Auf der Schwelle jedoch bekomme ich möglicherweise sofort Schwierigkeiten mit den nächsten beiden Sätzen: „2. Ich lasse alles, was ich mit ihnen erlebt habe, zu mir gehören, genau so, wie es damals für mich war und ohne mir etwas anderes zu wünschen. 3. Ich lasse mich selbst als das Kind dieser Menschen so, wie ich mich jetzt vorfinde, ohne mich anders haben zu wollen.“ Wenn ich mein Selbst zu mir nehme, so wie es eben auf meinem Weg geworden ist, dann begegnet mir darin alles, was ich auf dem Weg mit meinen Eltern und von ihnen weg genossen und gelitten habe. Das Wesentliche meines Lebens mit ihnen taucht sozusagen als Echo noch einmal auf: die totale körperliche Abhängigkeit im Mutterleib, sozusagen mein körperliches, völlig unbewusstes Weltbild, die emotionale Abhängigkeit in der Kindheit, sozusagen mein gefühltes und weitgehend unbewusstes Weltbild und schließlich die gedankliche Abhängigkeit der Jugend, sozusagen mein bewusstes Weltbild. Manchmal geschieht das sehr machtvoll und krisenhaft, wie bei der ersten körperlichen Geburt. Die Schmerzen der Kindheit und Jugend melden sich. Sie wollen Aufmerksamkeit. Sie wollen gesehen werden.
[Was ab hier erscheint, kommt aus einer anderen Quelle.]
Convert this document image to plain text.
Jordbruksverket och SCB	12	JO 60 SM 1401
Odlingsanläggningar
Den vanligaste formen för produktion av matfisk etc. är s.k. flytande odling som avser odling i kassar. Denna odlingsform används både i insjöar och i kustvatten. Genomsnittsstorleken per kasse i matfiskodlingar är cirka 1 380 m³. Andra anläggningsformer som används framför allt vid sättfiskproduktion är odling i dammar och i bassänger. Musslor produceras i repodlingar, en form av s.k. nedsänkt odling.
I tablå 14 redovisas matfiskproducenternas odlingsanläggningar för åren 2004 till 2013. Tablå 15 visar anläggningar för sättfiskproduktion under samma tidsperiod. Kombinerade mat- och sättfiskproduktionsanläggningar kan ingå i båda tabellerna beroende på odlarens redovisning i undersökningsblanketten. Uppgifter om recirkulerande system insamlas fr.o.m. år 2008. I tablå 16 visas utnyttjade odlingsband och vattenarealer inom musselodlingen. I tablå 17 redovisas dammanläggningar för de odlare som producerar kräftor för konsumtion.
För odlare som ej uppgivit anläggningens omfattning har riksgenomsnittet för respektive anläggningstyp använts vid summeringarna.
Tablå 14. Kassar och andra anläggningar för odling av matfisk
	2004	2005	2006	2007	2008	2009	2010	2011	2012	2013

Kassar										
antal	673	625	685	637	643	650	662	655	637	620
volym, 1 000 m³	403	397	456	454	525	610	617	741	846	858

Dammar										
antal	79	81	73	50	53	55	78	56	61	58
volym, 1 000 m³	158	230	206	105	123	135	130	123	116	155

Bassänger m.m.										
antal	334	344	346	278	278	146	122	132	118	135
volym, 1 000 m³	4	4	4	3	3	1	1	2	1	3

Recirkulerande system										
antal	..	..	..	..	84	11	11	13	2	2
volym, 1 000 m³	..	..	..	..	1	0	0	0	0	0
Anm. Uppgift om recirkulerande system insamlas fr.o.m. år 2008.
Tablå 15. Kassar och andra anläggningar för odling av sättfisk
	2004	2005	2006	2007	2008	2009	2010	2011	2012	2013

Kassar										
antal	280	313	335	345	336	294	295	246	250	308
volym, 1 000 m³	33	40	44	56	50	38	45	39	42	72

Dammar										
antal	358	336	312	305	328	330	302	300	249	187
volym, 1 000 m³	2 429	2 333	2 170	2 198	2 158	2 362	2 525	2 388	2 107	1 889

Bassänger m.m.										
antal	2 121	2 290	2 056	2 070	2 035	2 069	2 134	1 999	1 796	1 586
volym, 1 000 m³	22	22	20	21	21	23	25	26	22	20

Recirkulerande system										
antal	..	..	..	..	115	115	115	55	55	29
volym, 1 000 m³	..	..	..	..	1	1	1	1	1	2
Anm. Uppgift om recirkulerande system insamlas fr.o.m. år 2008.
Alles, was ich von meinen Eltern an und in mir wiederfinde, begegnet mir sozusagen als unabänderliche Naturtatsache: Nase, Augen, Hände, die Ausstrahlung, Wesenszüge, Handlungsmuster usw. „Du bist ja wie dein Vater.“ Als junger Mann konnte man mir nichts Schlimmeres an den Kopf werfen. Als kleiner Junge noch war ich stolz darauf, der Sohn dieses Mannes zu sein. Im Mutterleib hatte ich mich ohne Widerspruch nach den Vorgaben seiner Gene gestaltet, ohne etwas davon zu ahnen. Heute habe ich das Vergnügen, diesen eigentümlich kraftvollen, sonderbar unbekümmerten und lebenszugewandten alten Mann neu kennen zu lernen. Noch lebt er.

Dies ist der zweite von vier Teilen.